Cain v. Jefferson Standard Life Ins. Co.

The judgment was rendered in the case on October 4th. The appeal was perfected on the following April 8th, more than six months after the judgment. Section 6127, Code. Appellee moves to dismiss the appeal on that account.

Appellant contends that the motion for a new trial and the state of the record in that respect have the effect of extending the time to November 19th, from which the six months should be computed, and that therefore the motion is not well taken. The record shows that the motion for a new trial was filed October 21st. It came on for hearing on November 11th, more than thirty days after the rendition of the judgment, without an order continuing its hearing to that day. Unless the discontinuance was waived in some manner, the court then had no authority to pass upon it. Section 6670, Code.

The claim is made that the recitals of the judgment show such a waiver. They are that on that day "the defendant makes the point that the court is without jurisdiction or authority to hear said motion because thirty days has [have] elapsed without an order of continuance being made by the court, and by agreement of the parties, this said motion is hereby passed to the 19th day of November, 1932." On that day the judgment recites "this cause coming on to be further heard upon plaintiff's said motion for new trial, and the defendant moves the court to dismiss said motion," whereupon it was ordered that plaintiff's motion for a new trial be dismissed. The contention is that the agreement of continuance by defendant operated as a waiver of the discontinuance since action was taken on the motion.

Appellant concedes the principle now settled that if the motion lies without action or is discontinued it does not have the effect of suspending the time for taking the appeal. Stallings v. Clark, 218 Ala. 31, 117 So. 467; Folmar v. First National Bank, 223 Ala. 625, 137 So. 777.

We do not understand that to mean that if the action of the court on the motion is merely *Page 459 to declare that it was discontinued, such an order has the effect of fixing its date as the beginning of the time in which an appeal shall be taken. Under the established principle, there must have been a ruling on the motion. We think that a proper interpretation of the orders of November 11th and 19th is that defendant made the point, without any formal pleading or motion, for none appears in the record, that the court then had no authority to hear the motion because more than thirty days had elapsed, etc., and that on the 19th that suggestion was then put in the form of a motion. There is no motion in the record, and the recital of the order is without a statement of the ground on which it is made. But since the suggestion of want of authority had been made, we think that the motion is properly attributable to that ground. The judgment was not that the motion for a new trial be denied, but that it be dismissed. That is not action on the motion, but a refusal to act on it.

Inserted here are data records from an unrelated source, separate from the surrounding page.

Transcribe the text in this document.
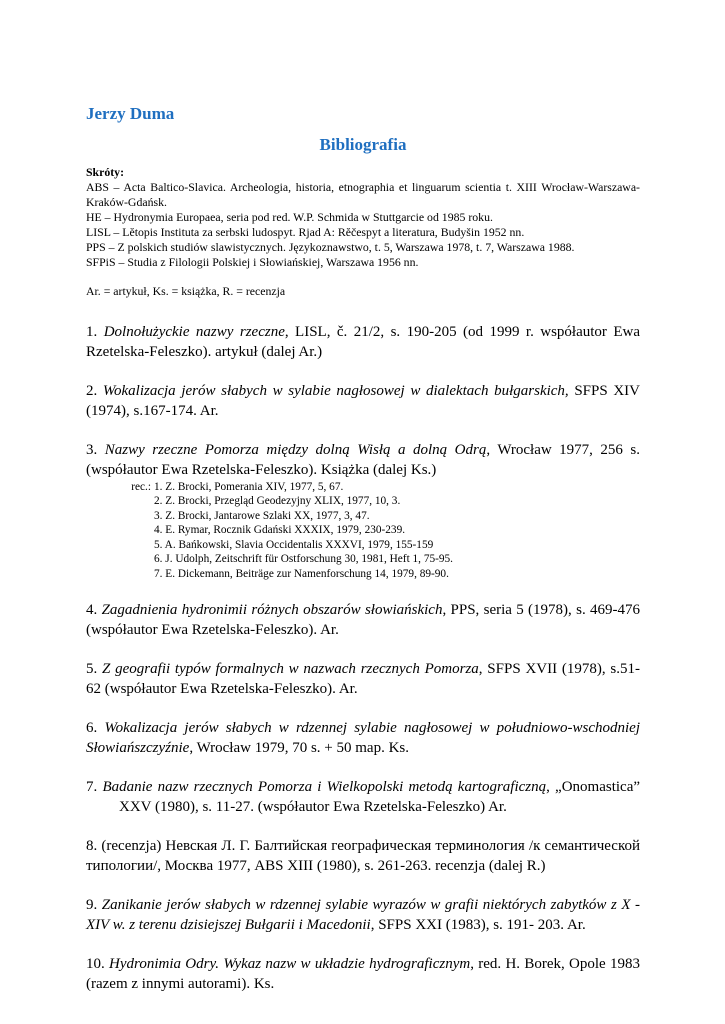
Jerzy Duma
Bibliografia

Skróty:

ABS – Acta Baltico-Slavica. Archeologia, historia, etnographia et linguarum scientia t. XIII Wrocław-Warszawa-Kraków-Gdańsk.

HE – Hydronymia Europaea, seria pod red. W.P. Schmida w Stuttgarcie od 1985 roku.

LISL – Lĕtopis Instituta za serbski ludospyt. Rjad A: Rĕčespyt a literatura, Budyšin 1952 nn.

PPS – Z polskich studiów slawistycznych. Językoznawstwo, t. 5, Warszawa 1978, t. 7, Warszawa 1988.

SFPiS – Studia z Filologii Polskiej i Słowiańskiej, Warszawa 1956 nn.

Ar. = artykuł, Ks. = książka, R. = recenzja

1. Dolnołużyckie nazwy rzeczne, LISL, č. 21/2, s. 190-205 (od 1999 r. współautor Ewa Rzetelska-Feleszko). artykuł (dalej Ar.)

2. Wokalizacja jerów słabych w sylabie nagłosowej w dialektach bułgarskich, SFPS XIV (1974), s.167-174. Ar.

3. Nazwy rzeczne Pomorza między dolną Wisłą a dolną Odrą, Wrocław 1977, 256 s. (współautor Ewa Rzetelska-Feleszko). Książka (dalej Ks.)

rec.: 1. Z. Brocki, Pomerania XIV, 1977, 5, 67.
2. Z. Brocki, Przegląd Geodezyjny XLIX, 1977, 10, 3.
3. Z. Brocki, Jantarowe Szlaki XX, 1977, 3, 47.
4. E. Rymar, Rocznik Gdański XXXIX, 1979, 230-239.
5. A. Bańkowski, Slavia Occidentalis XXXVI, 1979, 155-159
6. J. Udolph, Zeitschrift für Ostforschung 30, 1981, Heft 1, 75-95.
7. E. Dickemann, Beiträge zur Namenforschung 14, 1979, 89-90.

4. Zagadnienia hydronimii różnych obszarów słowiańskich, PPS, seria 5 (1978), s. 469-476 (współautor Ewa Rzetelska-Feleszko). Ar.

5. Z geografii typów formalnych w nazwach rzecznych Pomorza, SFPS XVII (1978), s.51-62 (współautor Ewa Rzetelska-Feleszko). Ar.

6. Wokalizacja jerów słabych w rdzennej sylabie nagłosowej w południowo-wschodniej Słowiańszczyźnie, Wrocław 1979, 70 s. + 50 map. Ks.

7. Badanie nazw rzecznych Pomorza i Wielkopolski metodą kartograficzną, „Onomastica” XXV (1980), s. 11-27. (współautor Ewa Rzetelska-Feleszko) Ar.

8. (recenzja) Невская Л. Г. Балтийская географическая терминология /к семантической типологии/, Москва 1977, ABS XIII (1980), s. 261-263. recenzja (dalej R.)

9. Zanikanie jerów słabych w rdzennej sylabie wyrazów w grafii niektórych zabytków z X - XIV w. z terenu dzisiejszej Bułgarii i Macedonii, SFPS XXI (1983), s. 191- 203. Ar.

10. Hydronimia Odry. Wykaz nazw w układzie hydrograficznym, red. H. Borek, Opole 1983 (razem z innymi autorami). Ks.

It is quite true that if both parties appear and proceed to a trial on the merits of the motion, and there is decision on the merits, the discontinuance is waived, McCarver v. Doe ex dem. Herzberg, 135 Ala. 542, 33 So. 486, or if the defendant in the motion appears and joins in the further proceedings without objection that the motion has been discontinued, the power of the court is said to be re-established to hear and determine the motion, Chilton v. Gurganus, 218 Ala. 145, 117 So. 655; Greer v. Heyer, 216 Ala. 229, 113 So. 14; Dulin v. Johnson,216 Ala. 393, 113 So. 397; Ex parte Schoel, 205 Ala. 248,87 So. 801.

In this connection, it is said in one case that if a motion for new trial is continued on its merits, without objection that the court is without authority to hear it for want of an order of continuance, such objection is waived. Shipp v. Shelton, 193 Ala. 658, 69 So. 102.

In this case it appears that while the motion was continued by consent of defendant, it was accompanied with such objection to the right to hear it on its merits. It seems apparent to us that the orders affirmatively show that the point was made and reserved at the first and every time the motion was before the court for consideration. The agreement to continue cannot be said to be a waiver, but it means that the continuance was in order first to hear the suggestion "or point" of want of authority in the court to consider the motion on its merits.

It results that it was not waived, and that the power of the court to hear the motion on its merits was not re-established, but that the court merely made record of what had occurred, viz., a discontinuance of the motion. The appeal was not taken within six months as the statute requires. The motion to dismiss it is therefore, we think, well taken, and it is sustained.

Appeal dismissed.

ANDERSON, C. J., and GARDNER and BOULDIN, JJ., concur.